You are viewing a plain text version of this content. The canonical link for it is here.
Posted to reviews@spark.apache.org by cloud-fan <gi...@git.apache.org> on 2017/10/26 03:10:07 UTC

[GitHub] spark pull request #19579: [SPARK-22356][SQL] data source table should suppo...

GitHub user cloud-fan opened a pull request:

    https://github.com/apache/spark/pull/19579

    [SPARK-22356][SQL] data source table should support overlapped columns between data and partition schema

    ## What changes were proposed in this pull request?
    
    This is a regression introduced by #14207. After Spark 2.1, we store the inferred schema when creating the table, to avoid inferring schema again at read path. However, there is one special case: overlapped columns between data and partition. For this case, it breaks the assumption of table schema that there is on ovelap between data and partition schema, and partition columns should be at the end. The result is, for Spark 2.1, the table scan has incorrect schema that puts partition columns at the end. For Spark 2.2, we add a check in CatalogTable to validate table schema, which fails at this case.
    
    To fix this issue, a simple and safe approach is to fallback to old behavior when overlapeed columns detected, i.e. store empty schema in metastore.
    
    ## How was this patch tested?
    
    new regression test

You can merge this pull request into a Git repository by running:

    $ git pull https://github.com/cloud-fan/spark bug2

Alternatively you can review and apply these changes as the patch at:

    https://github.com/apache/spark/pull/19579.patch

To close this pull request, make a commit to your master/trunk branch
with (at least) the following in the commit message:

    This closes #19579
    
----
commit 18907cb2359efb9b4e874482916de04af9cf90a2
Author: Wenchen Fan <we...@databricks.com>
Date:   2017-10-26T01:26:39Z

    overlapped columns between data and partition schema in data source tables

----


---

---------------------------------------------------------------------
To unsubscribe, e-mail: reviews-unsubscribe@spark.apache.org
For additional commands, e-mail: reviews-help@spark.apache.org


[GitHub] spark issue #19579: [SPARK-22356][SQL] data source table should support over...
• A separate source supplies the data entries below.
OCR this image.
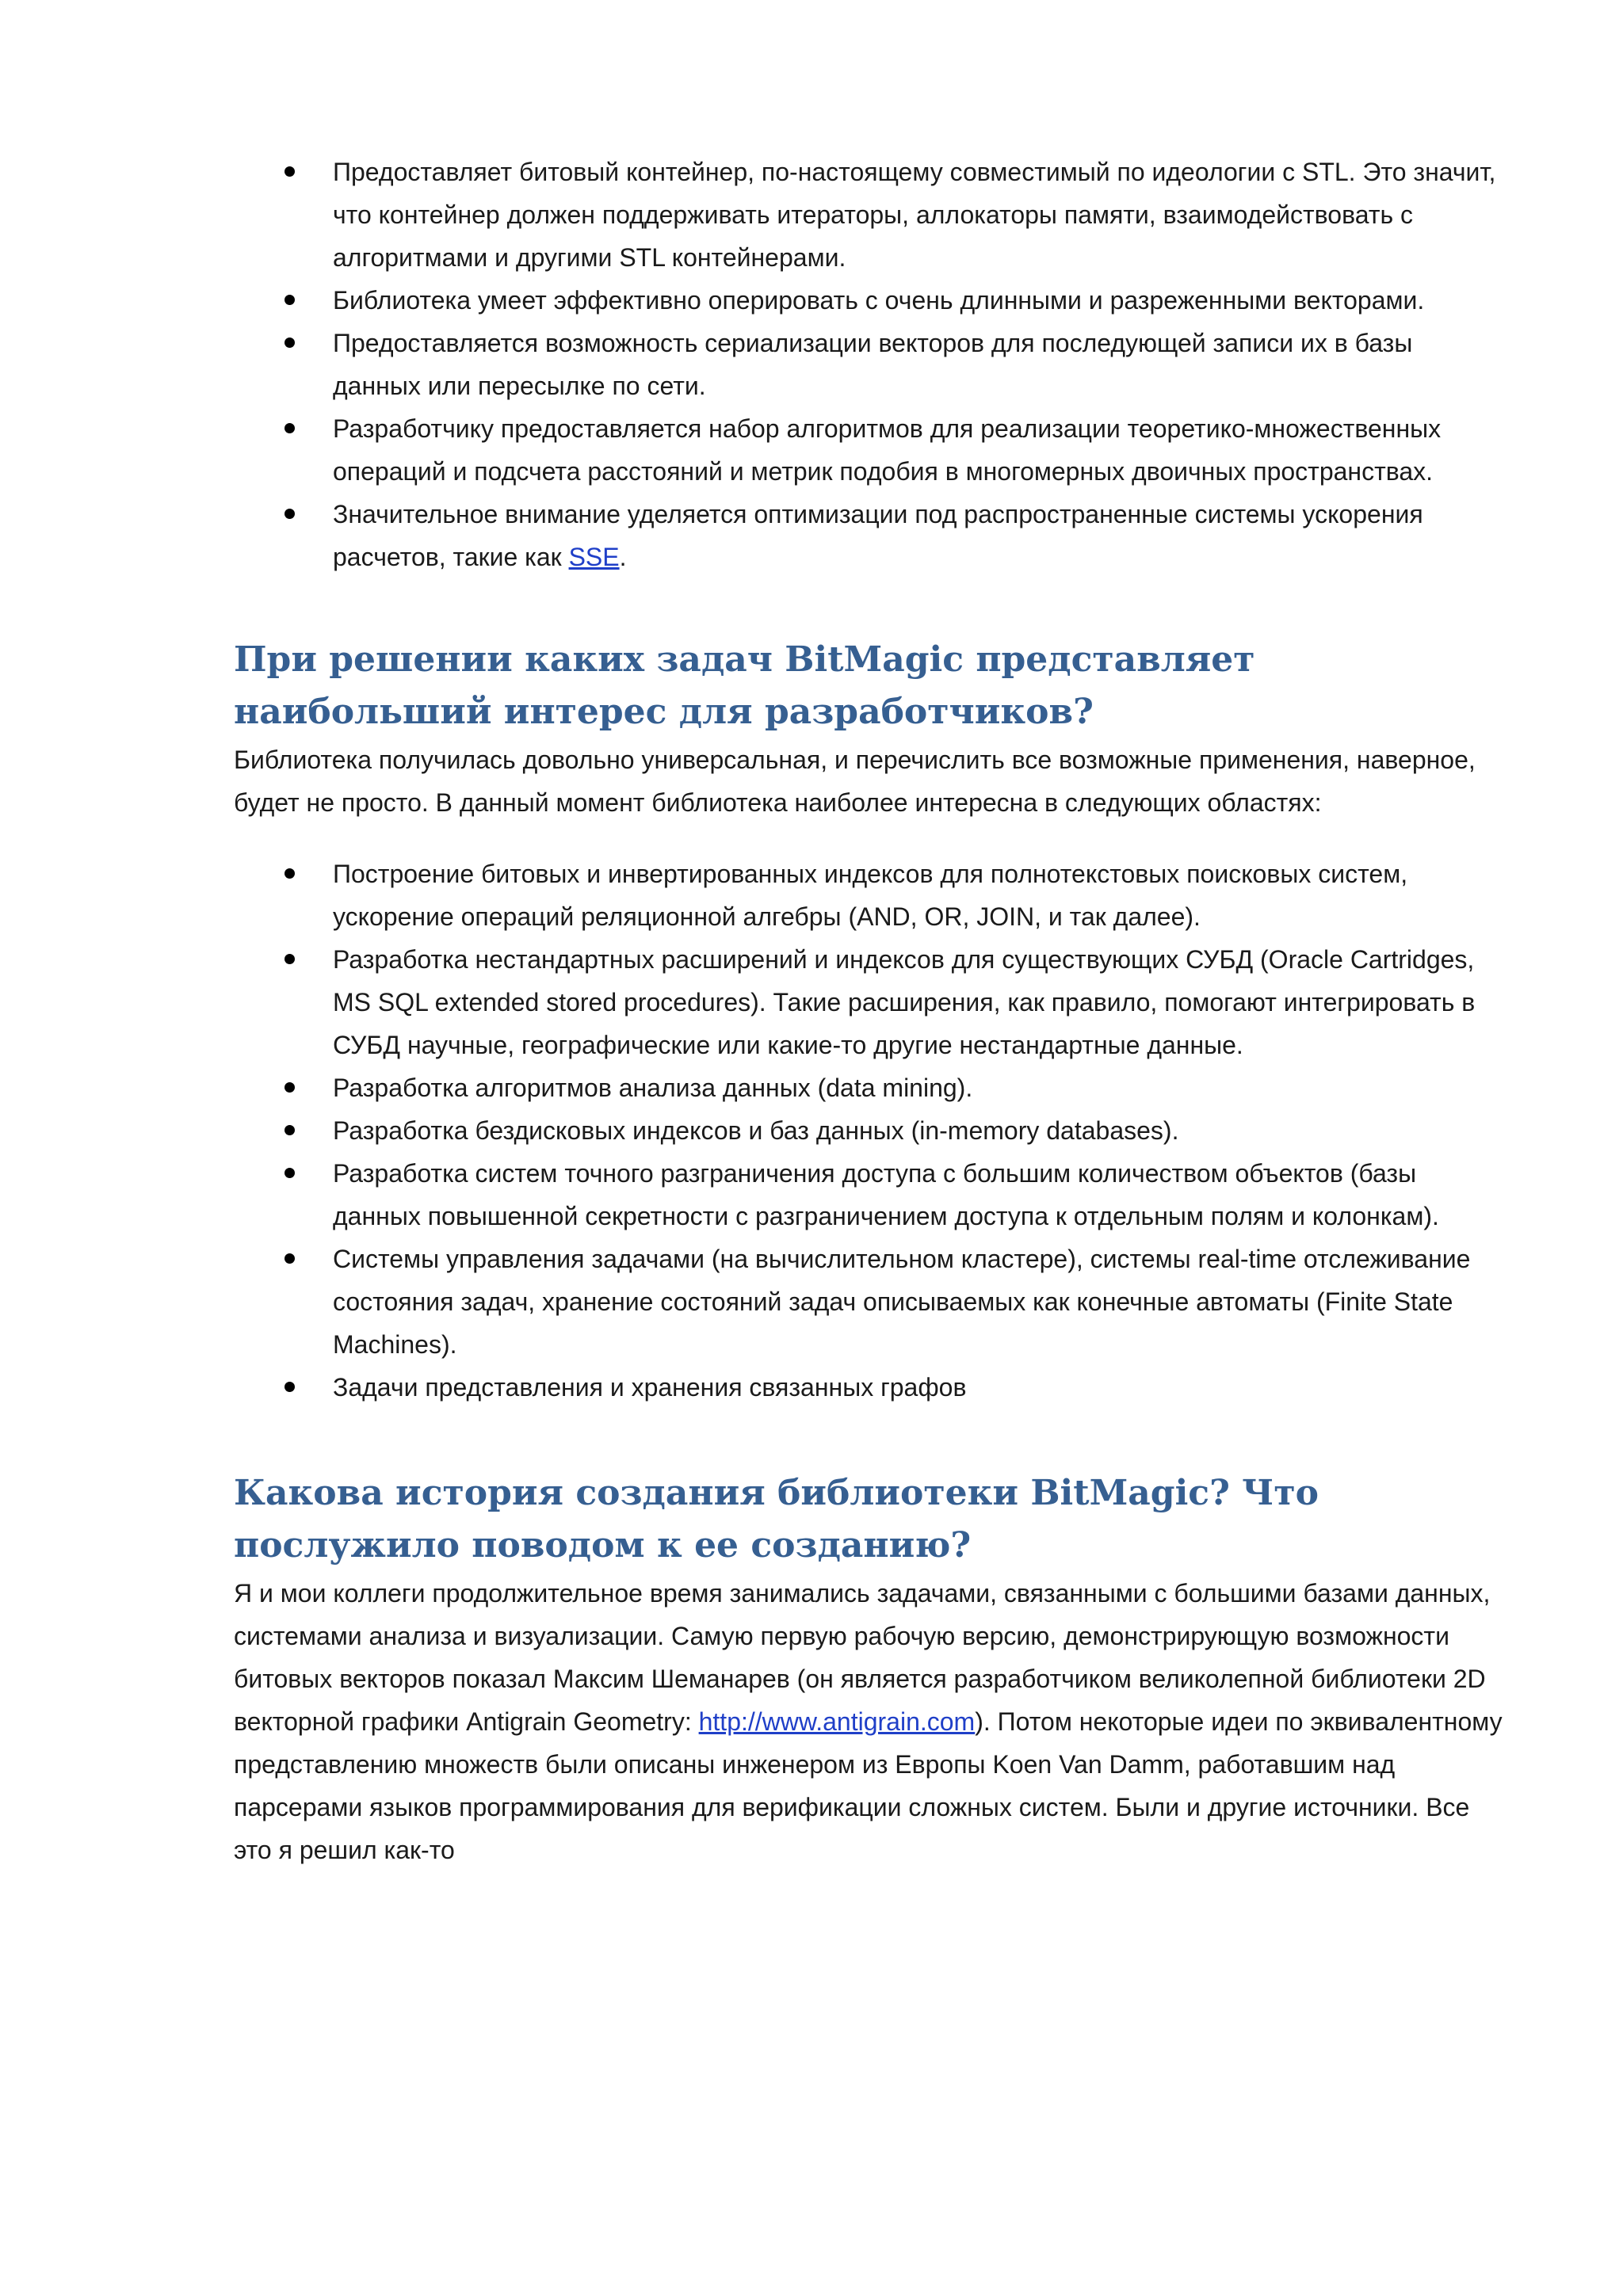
Предоставляет битовый контейнер, по-настоящему совместимый по идеологии с STL. Это значит, что контейнер должен поддерживать итераторы, аллокаторы памяти, взаимодействовать с алгоритмами и другими STL контейнерами.
Библиотека умеет эффективно оперировать с очень длинными и разреженными векторами.
Предоставляется возможность сериализации векторов для последующей записи их в базы данных или пересылке по сети.
Разработчику предоставляется набор алгоритмов для реализации теоретико-множественных операций и подсчета расстояний и метрик подобия в многомерных двоичных пространствах.
Значительное внимание уделяется оптимизации под распространенные системы ускорения расчетов, такие как SSE.
При решении каких задач BitMagic представляет наибольший интерес для разработчиков?

Библиотека получилась довольно универсальная, и перечислить все возможные применения, наверное, будет не просто. В данный момент библиотека наиболее интересна в следующих областях:

Построение битовых и инвертированных индексов для полнотекстовых поисковых систем, ускорение операций реляционной алгебры (AND, OR, JOIN, и так далее).
Разработка нестандартных расширений и индексов для существующих СУБД (Oracle Cartridges, MS SQL extended stored procedures). Такие расширения, как правило, помогают интегрировать в СУБД научные, географические или какие-то другие нестандартные данные.
Разработка алгоритмов анализа данных (data mining).
Разработка бездисковых индексов и баз данных (in-memory databases).
Разработка систем точного разграничения доступа с большим количеством объектов (базы данных повышенной секретности с разграничением доступа к отдельным полям и колонкам).
Системы управления задачами (на вычислительном кластере), системы real-time отслеживание состояния задач, хранение состояний задач описываемых как конечные автоматы (Finite State Machines).
Задачи представления и хранения связанных графов
Какова история создания библиотеки BitMagic? Что послужило поводом к ее созданию?

Я и мои коллеги продолжительное время занимались задачами, связанными с большими базами данных, системами анализа и визуализации. Самую первую рабочую версию, демонстрирующую возможности битовых векторов показал Максим Шеманарев (он является разработчиком великолепной библиотеки 2D векторной графики Antigrain Geometry: http://www.antigrain.com). Потом некоторые идеи по эквивалентному представлению множеств были описаны инженером из Европы Koen Van Damm, работавшим над парсерами языков программирования для верификации сложных систем. Были и другие источники. Все это я решил как-то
Posted by gatorsmile <gi...@git.apache.org>.
Github user gatorsmile commented on the issue:

    https://github.com/apache/spark/pull/19579
  
    Thanks! Merged to ...


---

---------------------------------------------------------------------
To unsubscribe, e-mail: reviews-unsubscribe@spark.apache.org
For additional commands, e-mail: reviews-help@spark.apache.org


[GitHub] spark pull request #19579: [SPARK-22356][SQL] data source table should suppo...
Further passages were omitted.